I know it has been entirely too long since I posted something on this blog. I get that. This is the part of my blog where I apologize for my absence. It's not as though I haven't thought of this blog. I love this blog. I felt bad for not posting, but not bad enough to post anything. But I still felt guilty about not posting. So here goes my futile attempt at winning you back with a new post. This post is like the second to last scene in any John Cusack movie. You know the scene where he gives a huge speech to the woman that he just realized he loved. Even though she's in the process of getting married, but he promises that he will change her for. So she takes him back, because for once he's sincere. Here's my attempt at change.

So I've been doing stand-up for four years now. Well it was four years on December 15. I didn't celebrate my four year anniversary of comedy by doing anything extravagant. I just did stand up that night and went home. I used to make lists each year and try to establish goals for myself. But I never really actively set out to meet those goals, but somehow I managed to meet the majority of them. I'm not trying to brag, or sound cocky. Because when you honestly think about it I didn't set outrageous goals for myself. If one of my goals was "I'm gonna do stand-up in the penguin exhibit at the aquarium." And I met that goal. Then I have every reason to be cocky. But I set low goals that were going to be met, by just doing stand-up. Do you know how awful it would I didn't meet the goal "perform more". That would be terrible. If I just took a year off of comedy, and didn't meet one of the easiest goals that anyone in this art could do. I hope that one of my goals wasn't to blog more because I really dropped the ball on that one. My only goal is to work harder. I'm gonna write more and perform more. Because that is all I can do. I already work hard at this, but I need to keep pushing myself.

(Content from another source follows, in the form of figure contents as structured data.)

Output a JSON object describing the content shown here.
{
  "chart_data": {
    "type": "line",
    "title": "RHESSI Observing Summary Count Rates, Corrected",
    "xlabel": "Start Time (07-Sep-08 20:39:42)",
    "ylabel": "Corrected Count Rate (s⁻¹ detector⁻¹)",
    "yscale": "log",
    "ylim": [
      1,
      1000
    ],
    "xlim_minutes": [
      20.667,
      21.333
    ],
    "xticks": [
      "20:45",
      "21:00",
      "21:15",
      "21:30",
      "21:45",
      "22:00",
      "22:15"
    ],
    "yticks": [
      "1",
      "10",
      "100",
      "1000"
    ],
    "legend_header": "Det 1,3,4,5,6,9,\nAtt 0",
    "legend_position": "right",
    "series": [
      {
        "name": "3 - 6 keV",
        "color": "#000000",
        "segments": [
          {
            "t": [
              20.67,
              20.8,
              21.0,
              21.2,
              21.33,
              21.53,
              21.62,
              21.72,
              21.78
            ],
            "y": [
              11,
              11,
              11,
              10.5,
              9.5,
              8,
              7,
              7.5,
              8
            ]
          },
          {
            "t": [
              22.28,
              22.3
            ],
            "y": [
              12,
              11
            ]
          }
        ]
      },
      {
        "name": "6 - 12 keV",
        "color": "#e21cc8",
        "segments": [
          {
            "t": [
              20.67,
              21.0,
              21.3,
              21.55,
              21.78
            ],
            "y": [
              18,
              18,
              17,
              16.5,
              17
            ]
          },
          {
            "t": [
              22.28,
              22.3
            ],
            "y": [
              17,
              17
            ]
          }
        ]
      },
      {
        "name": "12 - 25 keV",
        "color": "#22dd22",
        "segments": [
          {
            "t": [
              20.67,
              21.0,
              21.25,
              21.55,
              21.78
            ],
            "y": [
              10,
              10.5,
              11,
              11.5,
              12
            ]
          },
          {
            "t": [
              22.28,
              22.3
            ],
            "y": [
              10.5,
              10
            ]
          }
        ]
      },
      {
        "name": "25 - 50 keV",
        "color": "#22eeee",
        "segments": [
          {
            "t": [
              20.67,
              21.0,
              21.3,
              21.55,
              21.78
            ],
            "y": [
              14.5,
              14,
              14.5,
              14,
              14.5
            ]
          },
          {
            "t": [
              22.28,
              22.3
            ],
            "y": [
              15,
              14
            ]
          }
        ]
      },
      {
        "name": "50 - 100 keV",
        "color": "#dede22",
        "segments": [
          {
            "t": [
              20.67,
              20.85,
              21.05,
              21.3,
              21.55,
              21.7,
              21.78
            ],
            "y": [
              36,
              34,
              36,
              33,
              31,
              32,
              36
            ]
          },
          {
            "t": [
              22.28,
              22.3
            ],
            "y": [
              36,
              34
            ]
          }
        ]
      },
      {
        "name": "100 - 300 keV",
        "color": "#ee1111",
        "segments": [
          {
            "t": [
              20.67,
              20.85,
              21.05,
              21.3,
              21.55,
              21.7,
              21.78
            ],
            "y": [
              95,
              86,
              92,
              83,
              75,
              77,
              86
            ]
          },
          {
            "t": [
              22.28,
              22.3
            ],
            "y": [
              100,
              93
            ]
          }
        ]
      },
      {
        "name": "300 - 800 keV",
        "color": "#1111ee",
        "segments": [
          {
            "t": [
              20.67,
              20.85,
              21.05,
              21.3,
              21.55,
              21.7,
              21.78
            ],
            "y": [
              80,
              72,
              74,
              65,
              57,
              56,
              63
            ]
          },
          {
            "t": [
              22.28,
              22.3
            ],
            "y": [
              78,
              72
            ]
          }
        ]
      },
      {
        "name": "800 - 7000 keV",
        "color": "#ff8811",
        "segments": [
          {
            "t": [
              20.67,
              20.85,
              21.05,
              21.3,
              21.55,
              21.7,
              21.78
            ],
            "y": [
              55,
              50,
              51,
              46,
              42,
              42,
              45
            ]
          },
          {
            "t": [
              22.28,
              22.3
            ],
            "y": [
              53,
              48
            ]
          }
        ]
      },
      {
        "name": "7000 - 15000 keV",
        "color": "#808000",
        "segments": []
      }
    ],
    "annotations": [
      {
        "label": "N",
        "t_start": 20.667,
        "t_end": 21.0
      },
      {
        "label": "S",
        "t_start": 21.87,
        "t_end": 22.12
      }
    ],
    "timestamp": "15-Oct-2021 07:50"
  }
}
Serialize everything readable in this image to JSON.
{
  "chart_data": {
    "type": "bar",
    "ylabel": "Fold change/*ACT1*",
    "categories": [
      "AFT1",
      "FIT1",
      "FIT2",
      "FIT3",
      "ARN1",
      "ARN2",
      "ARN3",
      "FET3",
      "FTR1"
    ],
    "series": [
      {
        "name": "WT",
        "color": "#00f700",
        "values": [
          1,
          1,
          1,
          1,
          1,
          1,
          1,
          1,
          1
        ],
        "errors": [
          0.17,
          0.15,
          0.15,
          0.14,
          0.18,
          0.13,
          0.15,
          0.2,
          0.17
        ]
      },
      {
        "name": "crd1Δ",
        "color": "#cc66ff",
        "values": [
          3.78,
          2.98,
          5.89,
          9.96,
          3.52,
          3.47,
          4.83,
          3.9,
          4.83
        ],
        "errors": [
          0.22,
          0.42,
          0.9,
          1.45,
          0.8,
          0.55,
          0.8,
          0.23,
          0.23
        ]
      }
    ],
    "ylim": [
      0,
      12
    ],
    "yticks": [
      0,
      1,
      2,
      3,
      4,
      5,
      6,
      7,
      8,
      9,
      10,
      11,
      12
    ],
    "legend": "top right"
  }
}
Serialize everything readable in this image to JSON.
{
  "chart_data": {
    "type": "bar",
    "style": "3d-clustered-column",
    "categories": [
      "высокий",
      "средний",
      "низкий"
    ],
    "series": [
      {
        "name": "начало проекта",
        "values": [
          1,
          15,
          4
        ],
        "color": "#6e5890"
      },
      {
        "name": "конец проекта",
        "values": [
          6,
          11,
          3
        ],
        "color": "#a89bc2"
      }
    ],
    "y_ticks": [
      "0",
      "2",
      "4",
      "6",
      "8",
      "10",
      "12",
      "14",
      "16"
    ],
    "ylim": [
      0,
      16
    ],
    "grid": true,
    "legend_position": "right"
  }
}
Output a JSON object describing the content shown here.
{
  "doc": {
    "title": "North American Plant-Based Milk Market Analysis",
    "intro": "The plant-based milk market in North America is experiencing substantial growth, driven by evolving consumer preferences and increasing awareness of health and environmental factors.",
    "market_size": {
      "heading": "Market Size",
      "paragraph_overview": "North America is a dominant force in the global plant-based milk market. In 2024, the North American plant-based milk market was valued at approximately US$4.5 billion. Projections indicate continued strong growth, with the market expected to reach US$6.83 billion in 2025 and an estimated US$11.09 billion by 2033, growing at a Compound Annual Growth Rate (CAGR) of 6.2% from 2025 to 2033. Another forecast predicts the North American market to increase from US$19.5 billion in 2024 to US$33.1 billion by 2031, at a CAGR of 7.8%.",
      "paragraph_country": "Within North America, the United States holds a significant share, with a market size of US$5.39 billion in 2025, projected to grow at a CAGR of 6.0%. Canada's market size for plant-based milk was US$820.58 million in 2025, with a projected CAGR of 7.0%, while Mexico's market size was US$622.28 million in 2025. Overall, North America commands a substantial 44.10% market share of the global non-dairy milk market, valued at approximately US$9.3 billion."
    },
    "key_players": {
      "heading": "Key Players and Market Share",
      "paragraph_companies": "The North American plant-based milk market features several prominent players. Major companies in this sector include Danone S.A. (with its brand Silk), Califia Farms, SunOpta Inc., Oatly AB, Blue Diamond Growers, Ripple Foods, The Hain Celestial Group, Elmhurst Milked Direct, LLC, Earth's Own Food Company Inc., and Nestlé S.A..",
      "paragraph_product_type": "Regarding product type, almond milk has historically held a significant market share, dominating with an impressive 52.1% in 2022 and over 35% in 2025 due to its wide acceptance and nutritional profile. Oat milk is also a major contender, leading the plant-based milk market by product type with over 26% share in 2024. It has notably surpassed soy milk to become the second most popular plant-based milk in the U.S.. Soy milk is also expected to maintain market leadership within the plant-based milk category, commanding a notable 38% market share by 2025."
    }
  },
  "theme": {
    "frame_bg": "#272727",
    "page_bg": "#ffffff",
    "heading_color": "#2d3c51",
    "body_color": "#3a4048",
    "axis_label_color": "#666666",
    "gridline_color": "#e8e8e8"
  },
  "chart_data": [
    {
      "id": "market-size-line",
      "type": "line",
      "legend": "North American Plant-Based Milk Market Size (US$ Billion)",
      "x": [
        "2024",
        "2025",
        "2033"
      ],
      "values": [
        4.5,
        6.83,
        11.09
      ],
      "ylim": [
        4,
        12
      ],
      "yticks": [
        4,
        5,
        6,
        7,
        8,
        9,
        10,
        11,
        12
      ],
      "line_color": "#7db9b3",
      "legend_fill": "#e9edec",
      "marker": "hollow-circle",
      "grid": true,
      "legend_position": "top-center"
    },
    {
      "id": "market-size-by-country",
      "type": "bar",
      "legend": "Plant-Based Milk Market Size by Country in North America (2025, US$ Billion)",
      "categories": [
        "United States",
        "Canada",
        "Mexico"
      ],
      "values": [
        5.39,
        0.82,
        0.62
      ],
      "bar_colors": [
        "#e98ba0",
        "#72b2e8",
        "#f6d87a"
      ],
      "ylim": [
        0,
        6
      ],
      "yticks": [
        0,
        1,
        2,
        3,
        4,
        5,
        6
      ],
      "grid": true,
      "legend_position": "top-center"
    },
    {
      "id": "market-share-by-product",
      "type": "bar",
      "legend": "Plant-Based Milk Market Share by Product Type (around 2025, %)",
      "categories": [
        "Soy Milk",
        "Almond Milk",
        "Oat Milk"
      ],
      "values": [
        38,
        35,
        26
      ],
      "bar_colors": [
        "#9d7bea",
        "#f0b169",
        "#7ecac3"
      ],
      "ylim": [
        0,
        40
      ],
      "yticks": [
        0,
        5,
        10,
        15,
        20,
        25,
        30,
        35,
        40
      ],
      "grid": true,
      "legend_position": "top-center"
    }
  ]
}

I plan on moving to Los Angeles in the coming weeks. I'm not just moving there for stand-up, but I really need a change of pace. To be honest I'm just moving there because I am a huge Suge Knight fan, and I'm trying to get signed to Death Row Records. If I know one thing in this world it's that I'm not gonna get signed to Death Row while I'm in D.C. Also I've always wanted to live in L.A since I was a child. The move to L.A. might be the only plausable childhood dream that I can fulfill. My other dreams were to be a Dinosaur and be a tapdancer. If there was a way to be a tap-dancing dinosaur, living under the Hollywood sign I wouldn't have gone to school! I'd be eating bronto burgers while tap-dancing in front of the Viper Room.

Also I have deleted all my old posts. I'm completely revamping this blog while I am also working on my website. Sorry if there were posts that you enjoyed reading, and laughing at for its poor grammar(Though this post's grammar is probably equally as bad).